Wednesday, February 18, 2009


Now the house is empty of romance except a potted flowering plant from my mother for Valentine’s Day. No man has set foot in my museum since I moved here. One man has set foot. The owner’s brother to see about the gasket under the toilet. The Comcast installers, twice. The man and his son who sold me the corner desk and cupboards. The cupboards have a name that I’ll think of before I’m done. I’m showing you that I’m not always right.

It was Abe Lincoln’s 200th birthday, so that is how I‘ll remember it -- the day, the time. The years I lived in Binghamton I visited Irish bars in the evening, and I had many Irish friends, not from Ireland, but Americans whose ancestors were from Ireland. And one of them told me he could move to Ireland merely by proving his heritage, but he stayed in Binghamton afterall; he bought a house with a turret where his son plays drums. Later I wrote five short stories about him and about our plan to move to Canada, something we never did nor visited, even though we threatened it when Irish bars were closing, and we pretended to be bored by cloudy Binghamton. He had his birthday Feb. 12, and I’d talked to him earlier that day. He was worried about the bathroom renovation, and he asked me to give him some paint -- cobalt blue with copper in it -- but I laughed it off, as if: fat chance I’d send him paint. He was not enjoying his birthday in the least, which distressed me. Perhaps I’ll send him a gift certificate for paint.

He and our Greek-American friend, Tomas, sat in the first row and smoked in the original Jerry Rothenberg course. I sat in the back row with Deb; she and I smoked when Tomas and Michael were done smoking and before Jerry smoked again. Other people smoked besides. We retained everything we learned. We learned more than usual for a seminar. My presentation was on Dada in Zurich, and while I talked, Michael drew my lips in his sketchpad, and this drawing became a monument to friendship that started then.

When I met the other Michael in Texas, I dubbed him Michael to remind me of my friend, but other people called him Mikey, and I might have realized early but didn’t or wouldn’t that I was not replicating my happy days but was creating a bomb that would last a lifetime and that would turn out to be no one’s fault, just something -- a timeframe -- that happened and that contained its own happinesses.

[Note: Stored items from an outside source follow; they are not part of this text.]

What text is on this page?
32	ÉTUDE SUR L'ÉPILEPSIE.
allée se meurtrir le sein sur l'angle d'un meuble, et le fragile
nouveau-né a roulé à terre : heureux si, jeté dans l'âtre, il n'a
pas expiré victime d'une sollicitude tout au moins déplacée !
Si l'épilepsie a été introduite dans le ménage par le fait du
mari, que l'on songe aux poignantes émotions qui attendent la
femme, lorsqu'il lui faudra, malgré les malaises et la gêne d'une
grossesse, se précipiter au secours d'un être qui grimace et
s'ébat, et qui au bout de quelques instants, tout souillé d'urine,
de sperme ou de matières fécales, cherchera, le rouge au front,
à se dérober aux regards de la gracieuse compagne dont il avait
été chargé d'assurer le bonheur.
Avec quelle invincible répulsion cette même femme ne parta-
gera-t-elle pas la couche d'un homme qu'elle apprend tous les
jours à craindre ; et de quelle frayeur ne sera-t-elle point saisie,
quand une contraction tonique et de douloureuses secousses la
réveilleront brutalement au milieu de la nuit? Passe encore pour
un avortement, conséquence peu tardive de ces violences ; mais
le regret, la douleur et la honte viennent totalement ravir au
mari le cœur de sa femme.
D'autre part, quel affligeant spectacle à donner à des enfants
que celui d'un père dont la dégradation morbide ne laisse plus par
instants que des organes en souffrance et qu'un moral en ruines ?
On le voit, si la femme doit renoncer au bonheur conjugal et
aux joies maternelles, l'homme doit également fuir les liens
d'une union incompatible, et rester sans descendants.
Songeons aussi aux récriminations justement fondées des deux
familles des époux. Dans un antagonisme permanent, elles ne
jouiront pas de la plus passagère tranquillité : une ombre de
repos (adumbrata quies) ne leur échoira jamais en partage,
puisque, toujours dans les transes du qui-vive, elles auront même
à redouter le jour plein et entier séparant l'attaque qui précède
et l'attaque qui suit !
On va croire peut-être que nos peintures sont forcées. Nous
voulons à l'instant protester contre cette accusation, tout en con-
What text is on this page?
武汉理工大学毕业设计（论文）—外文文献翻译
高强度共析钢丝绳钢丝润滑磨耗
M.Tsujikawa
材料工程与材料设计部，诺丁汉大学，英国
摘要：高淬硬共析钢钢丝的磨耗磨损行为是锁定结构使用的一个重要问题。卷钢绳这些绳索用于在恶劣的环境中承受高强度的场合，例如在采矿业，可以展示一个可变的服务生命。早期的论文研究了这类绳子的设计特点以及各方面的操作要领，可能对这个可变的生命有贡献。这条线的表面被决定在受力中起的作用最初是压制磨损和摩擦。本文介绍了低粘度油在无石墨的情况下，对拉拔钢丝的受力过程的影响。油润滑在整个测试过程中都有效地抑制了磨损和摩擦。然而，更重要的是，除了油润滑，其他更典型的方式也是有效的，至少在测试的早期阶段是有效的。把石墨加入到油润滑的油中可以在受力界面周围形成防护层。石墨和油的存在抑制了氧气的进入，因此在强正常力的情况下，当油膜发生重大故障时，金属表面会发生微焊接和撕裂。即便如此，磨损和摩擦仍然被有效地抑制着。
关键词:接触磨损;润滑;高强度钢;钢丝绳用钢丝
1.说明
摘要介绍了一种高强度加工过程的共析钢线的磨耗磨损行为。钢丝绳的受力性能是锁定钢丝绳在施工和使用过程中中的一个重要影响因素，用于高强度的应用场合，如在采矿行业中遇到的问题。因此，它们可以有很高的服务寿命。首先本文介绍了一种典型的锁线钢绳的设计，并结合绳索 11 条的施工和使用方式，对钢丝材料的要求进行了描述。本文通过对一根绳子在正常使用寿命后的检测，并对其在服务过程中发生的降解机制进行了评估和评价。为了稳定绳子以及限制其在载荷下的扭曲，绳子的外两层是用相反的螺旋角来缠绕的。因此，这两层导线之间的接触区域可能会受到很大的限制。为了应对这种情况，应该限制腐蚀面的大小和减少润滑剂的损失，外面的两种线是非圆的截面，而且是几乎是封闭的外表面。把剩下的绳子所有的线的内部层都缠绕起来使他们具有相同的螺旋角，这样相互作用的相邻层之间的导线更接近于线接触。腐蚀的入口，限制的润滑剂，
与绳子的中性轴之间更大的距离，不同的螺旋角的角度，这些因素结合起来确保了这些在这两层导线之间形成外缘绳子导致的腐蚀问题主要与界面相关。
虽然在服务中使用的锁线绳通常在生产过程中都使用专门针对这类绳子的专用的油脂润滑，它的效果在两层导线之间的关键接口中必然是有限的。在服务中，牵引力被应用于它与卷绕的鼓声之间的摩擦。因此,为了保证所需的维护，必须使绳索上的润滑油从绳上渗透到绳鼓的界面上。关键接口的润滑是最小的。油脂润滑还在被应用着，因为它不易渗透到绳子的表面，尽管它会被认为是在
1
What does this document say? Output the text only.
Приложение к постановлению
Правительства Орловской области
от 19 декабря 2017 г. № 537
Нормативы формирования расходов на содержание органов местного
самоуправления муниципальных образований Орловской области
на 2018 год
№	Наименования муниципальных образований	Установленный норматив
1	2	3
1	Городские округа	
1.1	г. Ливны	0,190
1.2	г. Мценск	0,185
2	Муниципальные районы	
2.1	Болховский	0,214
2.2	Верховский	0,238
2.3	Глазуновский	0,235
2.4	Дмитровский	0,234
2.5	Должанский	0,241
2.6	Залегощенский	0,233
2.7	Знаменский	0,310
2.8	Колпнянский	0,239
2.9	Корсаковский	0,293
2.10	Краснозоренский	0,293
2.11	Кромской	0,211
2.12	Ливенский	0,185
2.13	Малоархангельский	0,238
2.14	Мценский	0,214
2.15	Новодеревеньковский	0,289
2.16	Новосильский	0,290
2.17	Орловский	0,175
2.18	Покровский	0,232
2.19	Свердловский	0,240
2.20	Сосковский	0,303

I wanted to say a few times that you are Irish, but you had said that already, so I thought it might not add much to the conversation to repeat it. It might add too much. I might put myself in the position of iterating stories of Irish men. My friend, Maureen, writes about Irish women writers and other Irish people. I went to one of her talks in NYC about the son of a businessman from Brooklyn named James Johnson Sweeney who became curator of MoMA.

The rest I told you, that I began to write male characters in fiction for the first time -- I began to impersonate men movie stars in the mirror -- I crossed over. I thought I would refuse to finish my novel about Texas and leave it as a short story, really leave it that way, without writing it in the first person, male point of view, but in the third person semi-omniscient point of view. A novel that spans 30 pages after all the cuts have been made, story with a complex chronological design that introduces a novel that doesn’t exist. The woman in the short story is less interesting than the man. The reader might care very little about her, because she is emotionally frozen, immobilized in her apartment by her inability to make a decision about wrongdoing about which she knows almost nothing. The other people in her world are much more active and engaged. She is a poet who writes three poems and contracts to write little or nothing. Someone being funny might think it’s a novella about writer’s block rather than about a rock band named ISM-GISM.

Marie Ponsot told us in her talk about the writer’s duty that “sex” had been referred to in her mother’s past as “rendering the debt.” What we call love or banging. I like your Pendleton sweater. I enjoyed your stories. There was such an opportunity to see each other in the evenings. If only I hadn’t sworn off shaving -- it was awkward sticking to it all weekend -- I saw myself as beyond shaving when I swore it off. Let’s cut this up and send it. You might think that’s the end, but no.

There was a man, a Harley Davidson salesman I met in AA, with whom I ate at Perkins many, many nights. I told him he seemed Irish to me, though his last name was German. The next time I saw him, he told me he’d asked his mother who said he was three-quarters Irish and one-quarter German. Why wouldn’t his mother or his father have mentioned Irish blood until then? My aesthetician, Kathy, went on a disappointing date with him -- the motorcycle salesman we’d picked out for her. He sells cars now that the bottom has fallen out. It was the car salesman she found so one-note; then he got pissed off that she’d told him that on the phone. That is how I came to avoid going in for salon treatments -- waxes, haircuts, color touch-ups, facials, manicures, pedicures -- something I was given to before that.